Washington, D.C. 20549
Re: Aastrom Biosciences, Inc. Registration Statement on Form S-8
Registering Shares Issuable Under the 1996 Outside Directors Stock
Option Plan and the Amended and Restated 1992 Incentive and Non-
Qualified Stock Option Plan
Ladies and Gentlemen:
As legal counsel for Aastrom Biosciences, Inc., a Michigan corporation
(the "Company"), we are rendering this opinion in connection with the
registration under the Securities Act of 1933, as amended, of up to 1,550,000
shares of the Common Stock, no par value, of the Company which may be issued
pursuant to options granted under the Aastrom Biosciences, Inc. 1996 Outside
Directors Stock Option Plan and the Amended and Restated 1992 Incentive and Non-
Qualified Stock Option Plan (collectively, the "Plans").
We have examined all instruments, documents and records which we deemed
relevant and necessary for the basis of our opinion hereinafter expressed.
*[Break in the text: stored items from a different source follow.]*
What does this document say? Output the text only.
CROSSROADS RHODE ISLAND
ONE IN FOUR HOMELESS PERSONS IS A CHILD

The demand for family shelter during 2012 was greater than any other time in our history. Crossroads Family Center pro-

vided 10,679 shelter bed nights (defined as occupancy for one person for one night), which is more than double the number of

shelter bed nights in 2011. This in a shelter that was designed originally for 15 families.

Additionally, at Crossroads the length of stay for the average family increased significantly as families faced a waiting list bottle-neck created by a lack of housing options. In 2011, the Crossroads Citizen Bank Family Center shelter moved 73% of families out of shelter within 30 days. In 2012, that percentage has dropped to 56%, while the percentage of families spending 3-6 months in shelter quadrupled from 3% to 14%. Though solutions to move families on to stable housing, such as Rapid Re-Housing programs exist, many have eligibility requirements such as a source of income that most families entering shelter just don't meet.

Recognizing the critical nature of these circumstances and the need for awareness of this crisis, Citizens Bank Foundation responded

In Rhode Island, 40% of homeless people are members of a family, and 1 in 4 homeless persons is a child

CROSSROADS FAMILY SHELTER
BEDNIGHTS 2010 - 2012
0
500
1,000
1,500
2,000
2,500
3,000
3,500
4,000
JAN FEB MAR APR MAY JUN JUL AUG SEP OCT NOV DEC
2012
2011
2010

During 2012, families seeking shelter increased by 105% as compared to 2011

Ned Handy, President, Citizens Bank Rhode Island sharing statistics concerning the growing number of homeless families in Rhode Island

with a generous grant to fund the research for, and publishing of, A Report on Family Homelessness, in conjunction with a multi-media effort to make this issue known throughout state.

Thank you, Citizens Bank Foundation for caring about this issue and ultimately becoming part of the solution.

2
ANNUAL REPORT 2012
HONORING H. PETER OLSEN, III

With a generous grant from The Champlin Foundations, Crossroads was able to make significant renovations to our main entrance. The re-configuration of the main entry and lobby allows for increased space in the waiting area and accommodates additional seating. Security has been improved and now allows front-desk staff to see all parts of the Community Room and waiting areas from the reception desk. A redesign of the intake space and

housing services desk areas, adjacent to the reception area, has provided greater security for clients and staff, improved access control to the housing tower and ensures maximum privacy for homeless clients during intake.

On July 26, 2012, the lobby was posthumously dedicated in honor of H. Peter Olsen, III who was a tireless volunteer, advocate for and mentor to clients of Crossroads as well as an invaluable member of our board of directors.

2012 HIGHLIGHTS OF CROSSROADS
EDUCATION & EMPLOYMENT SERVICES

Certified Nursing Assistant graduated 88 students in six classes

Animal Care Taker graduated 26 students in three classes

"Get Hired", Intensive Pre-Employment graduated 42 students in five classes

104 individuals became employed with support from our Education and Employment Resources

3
In
such examination, we have assumed the genuineness of all signatures and the
authenticity of all documents submitted to us as originals and the conformity to
the originals of all documents submitted to us as copies.
Based on such examination, we are of the opinion that the 1,550,000
shares of Common Stock which may be issued under the Plans are duly authorized
shares of the Company's Common Stock, and, when issued against payment of the
purchase price therefor in accordance with the provisions of the Plans, will be
validly issued, fully paid and non-assessable.
We hereby consent to the filing of this opinion as an exhibit to the
Registration Statement referred to above and the use of our name wherever it
appears in said Registration Statement.